I was taken with what Ken calls the “subtle, unhealthy ways we punish one another.” Those can be more powerful than the more obvious rewards in a community. As an introvert, this has been a growing edge, but I have learned that timely response, listening and initiating connection makes a huge difference. Taking the time to write a note, invite someone for coffee, or letting others know you see them goes a long way to helping people feel safe, seen and important. It increases participation and ownership in the work of the community and gives feet and fuel to the passions of others.

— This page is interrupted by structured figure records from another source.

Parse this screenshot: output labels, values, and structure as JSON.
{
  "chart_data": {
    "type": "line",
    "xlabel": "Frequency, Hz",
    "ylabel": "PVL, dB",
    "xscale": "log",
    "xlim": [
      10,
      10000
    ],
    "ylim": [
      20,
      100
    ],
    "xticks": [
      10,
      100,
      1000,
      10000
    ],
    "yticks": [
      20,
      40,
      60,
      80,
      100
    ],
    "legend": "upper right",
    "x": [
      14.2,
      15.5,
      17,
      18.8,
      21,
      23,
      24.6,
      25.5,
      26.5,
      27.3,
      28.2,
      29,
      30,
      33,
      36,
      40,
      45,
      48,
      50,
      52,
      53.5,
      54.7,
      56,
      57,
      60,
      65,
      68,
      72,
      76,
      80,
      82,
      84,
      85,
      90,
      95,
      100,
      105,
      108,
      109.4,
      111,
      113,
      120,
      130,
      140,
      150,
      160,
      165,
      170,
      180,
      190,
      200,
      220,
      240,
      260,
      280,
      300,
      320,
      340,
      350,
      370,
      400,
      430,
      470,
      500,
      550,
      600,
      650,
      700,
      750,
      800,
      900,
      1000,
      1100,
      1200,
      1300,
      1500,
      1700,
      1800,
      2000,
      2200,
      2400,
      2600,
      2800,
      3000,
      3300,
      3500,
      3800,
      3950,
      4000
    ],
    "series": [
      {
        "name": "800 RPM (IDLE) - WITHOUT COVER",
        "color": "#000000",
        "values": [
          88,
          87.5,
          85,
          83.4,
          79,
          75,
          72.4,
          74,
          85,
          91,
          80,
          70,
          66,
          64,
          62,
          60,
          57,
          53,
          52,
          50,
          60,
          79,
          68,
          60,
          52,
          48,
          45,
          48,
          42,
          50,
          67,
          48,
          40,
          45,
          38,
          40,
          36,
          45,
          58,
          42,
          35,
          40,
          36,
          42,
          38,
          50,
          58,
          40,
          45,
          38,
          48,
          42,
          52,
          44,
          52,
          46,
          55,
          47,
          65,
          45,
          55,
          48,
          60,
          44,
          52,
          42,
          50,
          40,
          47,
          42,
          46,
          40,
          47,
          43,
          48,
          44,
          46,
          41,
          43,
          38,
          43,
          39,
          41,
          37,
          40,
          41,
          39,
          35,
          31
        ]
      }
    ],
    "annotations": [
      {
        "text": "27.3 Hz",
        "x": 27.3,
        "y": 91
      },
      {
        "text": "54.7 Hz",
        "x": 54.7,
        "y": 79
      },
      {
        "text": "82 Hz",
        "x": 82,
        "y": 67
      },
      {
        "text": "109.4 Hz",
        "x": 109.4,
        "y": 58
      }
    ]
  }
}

Most leaders don’t want to think of themselves as a person of power. However, the leaders that don’t acknowledge their power use it irresponsibly. They either lord it over everyone while claiming they have no power which makes it difficult to name how they may be abusing their power. Or they shrink back from response because they truly don’t believe they can make a difference and leave others around them unsure and guessing. Or they vacillate between the two responses which breeds resentment.
Leadership is a sacred gift that none of us deserve. However, ambivalence about it serves no one but ourselves. When we find ourselves in leadership, it requires faithful, intentional care and investment to bless those who we lead and help them to find who they are called to be.